Seattle-Tacoma Airport also allows adult passengers to carry cannabis in amounts at or under the state’s legal limit. Amnesty boxes have been installed in other airports in states where recreational cannabis is legal, including Colorado Springs Airport, Aspen Pitkin County Airport, and McCarran International Airport in Las Vegas. These “cannabis amnesty boxes” appear at Chicago’s O’Hare and Midway airports as well. The boxes are available at TSA checkpoints so that you can dispose of your cannabis products and paraphernalia prior to getting on an airplane.

Traveling back and forth between Colorado and other states, I encounter TSA agents who’ve asked to search my bag, and they found a lighter that is not permitted to be on a plane. At the same time, they also came upon cannabis products, like a small bottle of gummies or a caviar joint. After completing their search, they always do the same thing; unlike other items, where they put it back in the bag, the TSA agents hand it to you, and watch you put it back and go on your way.

Cannabis is becoming normalized, the stigma is subsiding, and the steady decriminalization and legalization is opening doors for cannabis tourism. But just because cannabis is legal in a growing number of states doesn’t mean federal agents will look the other way if they discover the plant in your carry-on at airport checkpoints.

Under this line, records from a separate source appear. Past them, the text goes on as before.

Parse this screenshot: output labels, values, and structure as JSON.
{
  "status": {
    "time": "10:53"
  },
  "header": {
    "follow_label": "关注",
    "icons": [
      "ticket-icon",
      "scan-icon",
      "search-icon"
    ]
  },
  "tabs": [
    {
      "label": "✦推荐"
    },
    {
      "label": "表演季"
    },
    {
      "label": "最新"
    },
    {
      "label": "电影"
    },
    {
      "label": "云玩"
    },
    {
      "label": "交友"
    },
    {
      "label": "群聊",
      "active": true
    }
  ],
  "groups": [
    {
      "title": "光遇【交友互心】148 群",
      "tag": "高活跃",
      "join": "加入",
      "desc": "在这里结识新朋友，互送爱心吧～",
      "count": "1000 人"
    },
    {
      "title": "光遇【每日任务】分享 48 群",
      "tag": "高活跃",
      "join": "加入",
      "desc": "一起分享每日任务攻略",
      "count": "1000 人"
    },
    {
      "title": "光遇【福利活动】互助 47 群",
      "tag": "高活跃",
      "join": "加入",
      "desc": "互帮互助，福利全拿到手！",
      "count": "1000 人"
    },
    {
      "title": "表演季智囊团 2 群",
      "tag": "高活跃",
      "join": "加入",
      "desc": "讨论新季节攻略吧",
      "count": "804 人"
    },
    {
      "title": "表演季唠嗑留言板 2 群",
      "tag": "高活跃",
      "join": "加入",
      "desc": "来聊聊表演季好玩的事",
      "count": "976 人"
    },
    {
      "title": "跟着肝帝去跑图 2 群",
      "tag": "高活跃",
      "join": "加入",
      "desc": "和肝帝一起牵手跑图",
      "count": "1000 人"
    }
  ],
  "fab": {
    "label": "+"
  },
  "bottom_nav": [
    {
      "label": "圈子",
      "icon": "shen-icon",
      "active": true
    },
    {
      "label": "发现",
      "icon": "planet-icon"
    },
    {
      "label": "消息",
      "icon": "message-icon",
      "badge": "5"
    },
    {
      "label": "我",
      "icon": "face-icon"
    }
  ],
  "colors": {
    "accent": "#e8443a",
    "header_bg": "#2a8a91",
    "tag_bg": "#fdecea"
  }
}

This is why we we need a rational, national cannabis policy. Even airports may not be consistent when they are acting outside the law. Remember, any time there is an inconsistent application of law, it will always impact people in unique ways based upon their ethnicity. Me, a white guy, would get, “Mr. Corless, can you hold these joints while we search your bag?” But a man of color, would get, “Sir, is this a joint in your bag? Cuff him!” You get the idea.

Flying with cannabis is illegal under federal law, regardless of state rules. If you’re confused, you’re not alone. Mixed messages abound in the U.S. when it comes to cannabis legalization, which is an inaccurate term. Federal law states that cannabis is illegal, which means travelers cannot carry their cannabis products on flights, even if it’s legal in the departing and/or arriving state.

We’ve got such a conflict right now between states that have legalized cannabis for either recreational or medicinal use and the federal requirements that continue to make it a Schedule I controlled substance that is illegal. Under the Controlled Substances Act, cannabis has been classified in the same group as heroin, LSD, and ecstasy.

Planes themselves are subject to federal law, which means you could still face fines or detention for carrying pot, even at LAX. The same is true in Nevada. While it is legal to possess up to an ounce of marijuana in the state of Nevada, a superseding local ordinance deems it illegal at McCarran International Airport.

Travelers navigating through airports in states where marijuana has been legalized must traverse a hodgepodge of conflicting federal and state laws and enforcement policies that differ from airport to airport.

While TSA agents might not actively search for cannabis during security screenings at checkpoints, agents are obligated to report the discovery of any drugs or substances that are illegal under federal law, like cannabis.

I’d direct all plane passengers to consider this sobering fact: Imagine how much chiller and calmer TSA, pre-boarding, boarding, and air travel would be if people were high. Turbulence, passengers reclining their seats into your lap, and the lines at TSA would be much more palatable. Happy passengers, happy law enforcement agents and flight crews.